Life happens. You laugh about it or cry about it, sometimes both.

The Time is Ripe

on April 16, 2016

Well.

It looks like my last post on this blog was almost two years ago. That’s an eternity on the internet. The truth is, I started this blog while pregnant with Agnes, and I wrote about life as a young, pregnant mother. Then I wrote about Agnes, and after she passed away, I lost my voice. What was I supposed to write about? I wanted to write about how life continues in a family after a child dies, how we learn to grieve and live with the loss, and find graces and meaning, and yadda yadda yadda. But I couldn’t write about any of that, because it was a struggle to process all the feelings for myself, much less for an audience. I made it about six or eight months after Agnes passed away before I gave up. I didn’t really decide to give up, but. You know.

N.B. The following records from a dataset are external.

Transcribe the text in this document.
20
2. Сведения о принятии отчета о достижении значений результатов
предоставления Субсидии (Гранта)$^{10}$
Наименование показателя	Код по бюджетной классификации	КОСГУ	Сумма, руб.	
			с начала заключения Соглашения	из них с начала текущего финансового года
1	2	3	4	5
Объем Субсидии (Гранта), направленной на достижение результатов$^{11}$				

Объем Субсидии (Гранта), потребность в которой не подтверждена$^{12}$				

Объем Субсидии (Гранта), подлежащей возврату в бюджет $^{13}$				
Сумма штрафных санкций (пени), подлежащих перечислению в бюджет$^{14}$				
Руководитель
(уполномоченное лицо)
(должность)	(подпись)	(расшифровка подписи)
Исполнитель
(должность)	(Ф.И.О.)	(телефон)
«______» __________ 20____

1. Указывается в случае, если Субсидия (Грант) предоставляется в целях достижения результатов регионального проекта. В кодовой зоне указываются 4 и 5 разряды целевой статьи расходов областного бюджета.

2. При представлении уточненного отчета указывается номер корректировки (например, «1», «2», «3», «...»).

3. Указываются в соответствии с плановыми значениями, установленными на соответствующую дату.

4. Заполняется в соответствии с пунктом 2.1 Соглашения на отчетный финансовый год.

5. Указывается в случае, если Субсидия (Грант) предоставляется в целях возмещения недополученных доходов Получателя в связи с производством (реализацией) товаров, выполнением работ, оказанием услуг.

So, two years passed. And here I am again. Jeremy and I did a huge thing earlier tonight. We stood up in front of a room full of 120 people and told our very personal story about Agnes. I admit, I cried during our talk. It was a scary talk to present. I’m really glad I wrote out my notes in complete, coherent sentences because I needed those things while I was speaking. We stood up and spoke from the heart about Agnes and how she changed our lives. I think this marks a turning point for us, and for me. It has only been two years, but we put in the work. We grieved hard core. We processed hard core. Those scars will always be marks in our souls, but we have a Saint Baby Agnes to pray for us, to help us continue healing, an ongoing event.

If anyone from that talk earlier tonight is here now, welcome. You can scroll down the page to the “tag cloud” and click whatever you want to read about.

I think the time is ripe now. I can start to find things to share again. I would like to find things to share. Thank you for visiting my blog, and I hope to speak with you again shortly.